As a board member of the Ottawa Community Immigrant Services Organization, I have heard countless stories of the struggles faced by refugees desperately trying to restart their lives in a strange new land and I have seen the transformative power that small, often underfunded settlement programs can have – enabling people to start over here in Canada and not just survive, but also thrive.

At CARE Canada, where I have worked for the past 7 years, we extend such a sentiment abroad. I have seen the devastation caused by conflict, and I have seen the tremendous impact of Canadian funded programs in some of the most isolated and forgotten corners of the world. I know that it is possible to make a difference in the lives of others, and that poverty is not a given. I have seen the transformative power of gender equality programming in the heart of Chad. I have watched a 15-year-old girl in Afghanistan stand up to a community elder and demand a space to speak and lead.

The work I do is important to me, because it is contributing to a brighter, more inclusive, and more peaceful world and I owe that to the world, knowing that I can always go home.

You give back to the Ottawa community in various ways – is there one Ottawa-related achievement of which you are most proud?
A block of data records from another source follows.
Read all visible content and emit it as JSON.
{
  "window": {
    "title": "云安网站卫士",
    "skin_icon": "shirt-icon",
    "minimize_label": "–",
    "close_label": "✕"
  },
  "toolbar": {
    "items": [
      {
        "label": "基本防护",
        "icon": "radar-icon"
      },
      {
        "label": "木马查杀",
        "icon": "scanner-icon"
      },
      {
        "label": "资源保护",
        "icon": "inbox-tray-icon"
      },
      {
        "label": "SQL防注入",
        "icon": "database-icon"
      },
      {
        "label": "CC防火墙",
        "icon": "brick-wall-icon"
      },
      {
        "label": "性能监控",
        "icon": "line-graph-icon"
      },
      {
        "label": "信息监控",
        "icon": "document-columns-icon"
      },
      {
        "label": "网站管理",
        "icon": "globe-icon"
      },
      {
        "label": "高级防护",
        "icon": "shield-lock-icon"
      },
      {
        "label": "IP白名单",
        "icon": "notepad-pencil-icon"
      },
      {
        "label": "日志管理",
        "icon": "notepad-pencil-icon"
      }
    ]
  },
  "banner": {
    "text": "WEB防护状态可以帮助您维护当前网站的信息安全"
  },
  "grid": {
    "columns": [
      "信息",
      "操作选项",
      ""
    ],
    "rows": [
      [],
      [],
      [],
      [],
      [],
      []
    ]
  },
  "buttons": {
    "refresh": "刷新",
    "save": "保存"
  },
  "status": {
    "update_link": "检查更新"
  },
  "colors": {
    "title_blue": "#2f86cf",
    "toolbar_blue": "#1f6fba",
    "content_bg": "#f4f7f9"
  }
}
I am thrilled to be the incoming president of the Ottawa Community Immigrant Services Organization Board this year. The incredible staff of this organization are on the front-lines of our beautiful multiculturalism project and they are confronting, challenging and overcoming the issues that tear communities apart every day. They are helping to build the Ottawa of the future on a foundation of inclusion, respect and diversity. I am honoured to lead the board of this incredible organization!

What do you hope for Ottawa in the future?

I hope that Ottawa will continue to be the welcoming and inclusive city that I have come to know so well. There is no question in my mind that our diversity makes us stronger and that we can do more at home and abroad to help people find safety and restart their lives. I hope that not only Ottawa, but also Canada, will continue to show leadership around the protection and assistance of refugees and that we will keep our borders and our doors open to welcome those less fortunate than ourselves.